From age eight I lived for baseball. The kids in my neighborhood took over two adjoining vacant lots and created a diamond where games were played almost daily from when the snow melted in April through until late October. And when October rolled around and it was World Series time, I was in heaven.
Later I played in my town's Park and Recreation leagues, a small town version of Little League thankfully without the nagging win-at-all-cost parents in the bleachers. It wasn't that our parents weren't supportive of our playing, they just decided to not interfere.
Then there was America Legion ball in high school and a workout in front of a Pittsburgh Pirate scout. A workout that led to a handshake and him muttering, "thanks for showing up" and nothing more.
After college I followed the Giants at Candlestick Park and later, when living in Berkeley, the A's at the Oakland Colesium which was a short BART rapid transit ride away from my house.
And all through these baseball loving years, I thoroughly disliked the New York Yankees.
I starting disliking them as a kid when they seemed to win the World Series way too often. All my best childhood pals disliked the Yankees as well. The Pirates, the Cardinals, Giants, anybody but the Yankees.

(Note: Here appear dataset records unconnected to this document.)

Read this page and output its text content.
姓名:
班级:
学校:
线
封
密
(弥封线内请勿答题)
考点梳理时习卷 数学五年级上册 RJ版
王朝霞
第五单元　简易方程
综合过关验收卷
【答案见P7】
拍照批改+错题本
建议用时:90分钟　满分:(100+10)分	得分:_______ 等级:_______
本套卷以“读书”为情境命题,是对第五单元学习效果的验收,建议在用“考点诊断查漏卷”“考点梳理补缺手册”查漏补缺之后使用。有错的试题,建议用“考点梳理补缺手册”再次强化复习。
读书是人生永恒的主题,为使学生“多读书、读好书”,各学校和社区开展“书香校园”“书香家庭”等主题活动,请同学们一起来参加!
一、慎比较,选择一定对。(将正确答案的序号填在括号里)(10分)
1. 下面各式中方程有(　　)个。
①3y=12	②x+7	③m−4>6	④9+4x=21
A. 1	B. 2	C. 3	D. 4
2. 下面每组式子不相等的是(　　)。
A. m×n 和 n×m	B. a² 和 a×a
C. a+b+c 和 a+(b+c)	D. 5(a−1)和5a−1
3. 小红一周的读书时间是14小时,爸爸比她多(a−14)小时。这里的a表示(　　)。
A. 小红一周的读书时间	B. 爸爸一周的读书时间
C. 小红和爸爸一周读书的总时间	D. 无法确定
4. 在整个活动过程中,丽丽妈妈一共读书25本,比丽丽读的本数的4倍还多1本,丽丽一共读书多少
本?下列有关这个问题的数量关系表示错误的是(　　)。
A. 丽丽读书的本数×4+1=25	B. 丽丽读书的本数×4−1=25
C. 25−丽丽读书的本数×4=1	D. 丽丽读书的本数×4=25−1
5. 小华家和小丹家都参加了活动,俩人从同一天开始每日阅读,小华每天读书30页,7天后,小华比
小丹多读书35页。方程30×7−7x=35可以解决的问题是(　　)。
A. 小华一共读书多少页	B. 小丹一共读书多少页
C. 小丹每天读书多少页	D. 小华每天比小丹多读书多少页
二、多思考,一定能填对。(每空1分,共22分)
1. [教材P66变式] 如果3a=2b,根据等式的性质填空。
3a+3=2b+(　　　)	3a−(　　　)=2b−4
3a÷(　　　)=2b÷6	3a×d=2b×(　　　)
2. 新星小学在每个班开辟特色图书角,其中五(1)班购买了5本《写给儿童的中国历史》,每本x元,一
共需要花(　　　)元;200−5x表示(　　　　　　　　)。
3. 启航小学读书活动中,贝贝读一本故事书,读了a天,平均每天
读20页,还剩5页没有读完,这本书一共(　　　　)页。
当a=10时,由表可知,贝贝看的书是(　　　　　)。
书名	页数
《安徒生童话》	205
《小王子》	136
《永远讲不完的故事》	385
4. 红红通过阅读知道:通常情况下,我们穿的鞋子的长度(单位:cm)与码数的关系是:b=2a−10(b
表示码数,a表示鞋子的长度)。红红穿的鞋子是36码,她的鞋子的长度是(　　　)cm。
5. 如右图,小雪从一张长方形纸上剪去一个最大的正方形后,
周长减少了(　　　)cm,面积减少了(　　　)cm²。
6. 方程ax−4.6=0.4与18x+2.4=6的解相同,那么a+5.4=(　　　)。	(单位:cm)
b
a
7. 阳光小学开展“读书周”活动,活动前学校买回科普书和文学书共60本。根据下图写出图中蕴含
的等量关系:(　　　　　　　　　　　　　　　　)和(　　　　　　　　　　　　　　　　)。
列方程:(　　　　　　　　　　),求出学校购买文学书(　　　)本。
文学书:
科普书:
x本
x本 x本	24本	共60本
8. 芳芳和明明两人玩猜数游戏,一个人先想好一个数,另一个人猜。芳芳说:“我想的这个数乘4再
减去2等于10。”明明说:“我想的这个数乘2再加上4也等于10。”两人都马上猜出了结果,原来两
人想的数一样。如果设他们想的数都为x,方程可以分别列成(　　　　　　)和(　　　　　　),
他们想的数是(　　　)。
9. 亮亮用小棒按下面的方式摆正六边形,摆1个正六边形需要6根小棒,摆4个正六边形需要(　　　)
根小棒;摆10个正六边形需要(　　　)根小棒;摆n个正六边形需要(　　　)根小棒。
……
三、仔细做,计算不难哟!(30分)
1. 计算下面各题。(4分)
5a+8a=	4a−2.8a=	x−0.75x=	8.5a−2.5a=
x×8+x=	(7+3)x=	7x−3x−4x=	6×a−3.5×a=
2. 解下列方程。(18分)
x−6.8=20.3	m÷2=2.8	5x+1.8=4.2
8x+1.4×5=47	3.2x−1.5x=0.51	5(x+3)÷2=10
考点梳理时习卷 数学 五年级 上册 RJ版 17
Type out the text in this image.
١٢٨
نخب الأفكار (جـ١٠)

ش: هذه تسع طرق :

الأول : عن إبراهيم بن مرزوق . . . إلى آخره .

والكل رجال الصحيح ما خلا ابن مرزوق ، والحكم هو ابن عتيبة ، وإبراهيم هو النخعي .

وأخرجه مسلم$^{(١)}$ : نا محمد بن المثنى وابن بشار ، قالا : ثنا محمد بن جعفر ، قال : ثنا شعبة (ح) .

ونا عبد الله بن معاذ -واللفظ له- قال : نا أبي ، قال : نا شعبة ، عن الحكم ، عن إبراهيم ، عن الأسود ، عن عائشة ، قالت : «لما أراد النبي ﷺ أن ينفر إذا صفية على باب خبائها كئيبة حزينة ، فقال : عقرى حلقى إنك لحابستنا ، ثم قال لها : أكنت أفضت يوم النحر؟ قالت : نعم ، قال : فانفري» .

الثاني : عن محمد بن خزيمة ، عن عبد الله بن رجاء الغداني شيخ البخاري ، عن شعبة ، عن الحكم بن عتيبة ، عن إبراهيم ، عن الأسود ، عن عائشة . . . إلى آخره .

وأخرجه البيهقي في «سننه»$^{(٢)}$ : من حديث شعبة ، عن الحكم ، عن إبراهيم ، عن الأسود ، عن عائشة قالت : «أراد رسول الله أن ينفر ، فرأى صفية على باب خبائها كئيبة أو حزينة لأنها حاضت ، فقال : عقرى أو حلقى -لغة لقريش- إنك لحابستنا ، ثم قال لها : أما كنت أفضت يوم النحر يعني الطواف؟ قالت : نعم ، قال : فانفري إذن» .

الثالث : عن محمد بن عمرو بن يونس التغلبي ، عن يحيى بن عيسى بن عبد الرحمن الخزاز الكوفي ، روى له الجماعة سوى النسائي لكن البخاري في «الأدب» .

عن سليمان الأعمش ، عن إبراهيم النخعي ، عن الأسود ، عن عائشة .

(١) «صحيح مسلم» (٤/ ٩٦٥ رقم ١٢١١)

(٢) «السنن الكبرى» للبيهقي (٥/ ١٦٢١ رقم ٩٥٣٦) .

The heck with Joe Dimaggio. His brother Dom playing up in Boston was a better player. Forget about Reggie Jackson's four homers in a Series game for the Yankees, he played way better when he was an Oakland A.
And so we come to the 2009 American League Championship Series and the Yankees facing off with the team with the longest name in baseball history-the Los Angeles Angels who play in Anaheim but want you to think they're from L.A.
I like the Anaheim cum LA Angels’ red and white uniforms; can't stomach the Yankee pinstripes. I like the Angels' Vlad Guerrero. He looks mean and takes a wicked cut at the ball. The Yankees Alex Rodriquez is too pretty.
Then there's the Yankees Derek Jeter, who I had to admit to a friend yesterday, that I admire, albeit begrudgingly.
Jeter shows up to play every day, plays hard, isn't in the tabloids and has impressive career stats. He's an admirable baseball player.
Just writing those words in praise of a Yankee player is a clear indication that I'm getting old and soft. But maybe it's good that my lifelong dislike of the Yankees and anything to do with them is breaking down.